Comedian Bill Burr shredded cancel culture during his monologue on "Saturday Night Live" this weekend, joking that the movement had gotten out of control.

What are the details?

During his monologue — which received mixed reviews on social media — Burr joked that the cancel culture mob would be coming for him following the Saturday night appearance.

"They're literally running out of people to cancel," Burr said. "They're going after dead people now."

"They're trying to cancel John Wayne," he continued. "They're all up in arms. They're like, 'Did you hear what he said in that interview in Playboy in 1970? He was born in 1907. That's what these people sounded like. You never talked to your grandparents and brought up the wrong subject? All of a sudden, they went off the rails? Like, 'Oh, God, keep making the cookies.'"

Burr also said that he's unclear on why gay pride receives an entire month.

"The month of June is gay pride month," he said. "That's a little long, don't you think? For a group of people that were never enslaved."

The remark came with the implication that black people should get more than just 28 days of recognition for February's Black History Month.

"These are equator people," he joked. "Give them the sun for 31 days. There's gay black people, they could celebrate from June 1, June 31, give them 61 days to celebrate."

Elsewhere during the interview, Burr joked that white women — which he referred to as "b***hes" at one point — co-opted the "woke movement."

"The woke movement was supposed to be about people of color not getting opportunities," he explained. "Somehow, white women swung their Gucci-footed feet over the fence of oppression and stuck themselves at the front of the line."

What are angry people saying about this?

One user wrote, "Bill Burr's monologue segment re: WW wasn't anything to be celebrated and I'm again disappointed at Black folks aligning with gendered insults just to take digs at white women. That whole segment was misogynistic trash just like the 'Karen' nonsense."

Another added, "Bill Burr is trash and has always been trash. Not because he doesn't raise valid criticisms in some of his comedy, but because he has always leveraged his ability to point them out to the detriment of change and the benefit of himself, and he can f*** off into the sun for it."

"Honestly, I didn't even know who Bill Burr was, and after that opening monologue I can honestly say I'm glad I didn't," another user said. "Jokes were in poor taste, not funny. As a gay man in an interracial relationship we were both offended and turned the channel. Who approved that monologue?"

Another user wrote, "The fact some of you can't even admit Bill Burr was wrong for calling women b***hes is problematic as f*** because I be damn if my dead grandmother is a b***h when she voted for Hillary Clinton and worked her damn hardest to protect her black grandkids!!!"

Yet another added, "Before yesterday I had no clue who Bill Burr was & I wish I didn't know now.

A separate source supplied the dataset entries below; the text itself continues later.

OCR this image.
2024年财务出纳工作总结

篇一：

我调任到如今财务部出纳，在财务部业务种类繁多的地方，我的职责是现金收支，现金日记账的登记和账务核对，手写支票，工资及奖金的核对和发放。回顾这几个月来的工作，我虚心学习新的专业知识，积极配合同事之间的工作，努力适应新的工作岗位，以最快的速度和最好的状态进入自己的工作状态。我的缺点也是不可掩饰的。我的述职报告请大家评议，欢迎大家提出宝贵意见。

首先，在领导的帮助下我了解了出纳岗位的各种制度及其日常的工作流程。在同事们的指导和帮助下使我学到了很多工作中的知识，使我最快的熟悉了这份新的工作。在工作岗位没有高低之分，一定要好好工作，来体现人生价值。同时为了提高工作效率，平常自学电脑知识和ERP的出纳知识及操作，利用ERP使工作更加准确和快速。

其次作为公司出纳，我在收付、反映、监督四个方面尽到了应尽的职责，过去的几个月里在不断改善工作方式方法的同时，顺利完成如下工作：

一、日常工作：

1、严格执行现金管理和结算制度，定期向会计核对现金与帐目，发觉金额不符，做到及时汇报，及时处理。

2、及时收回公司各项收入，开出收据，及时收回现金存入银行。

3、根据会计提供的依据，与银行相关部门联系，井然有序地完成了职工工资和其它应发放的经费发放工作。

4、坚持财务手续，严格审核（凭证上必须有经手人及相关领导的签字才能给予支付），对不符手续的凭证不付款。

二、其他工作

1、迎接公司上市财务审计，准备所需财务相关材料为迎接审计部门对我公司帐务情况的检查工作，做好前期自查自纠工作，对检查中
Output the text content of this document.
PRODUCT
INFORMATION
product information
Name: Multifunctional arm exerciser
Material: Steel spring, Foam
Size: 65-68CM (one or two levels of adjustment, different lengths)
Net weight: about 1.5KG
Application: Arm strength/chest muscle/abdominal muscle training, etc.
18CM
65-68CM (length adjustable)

But the truth is Hillary was f***ed over by WW & WM. The numbers don't lie. Be offended, check your privilege, and move on. If you voted for Hillary cool. It is what it is."

What are entertained people saying about this?

One user wrote, "FYI If you're a white woman mad at Bill Burr's monologue, you're openly identifying as one of his b***hes."

Another added, "Bill Burr is a great comic with incredible, well crafted jokes and my personal view is that the people most served by pearl clutching about jokes are the people who want to launder real right wing extremism through the idea of "jokes" that are actually not jokes at all."

"Did @billburr make SNL Great Again?" another user simply asked.

Another user wrote, "Bill Burr has both railed against cancel culture and against idiots like Bill Maher who self victimize over it. He's constantly evolving in the service of comedy and he also calls himself an idiot a lot."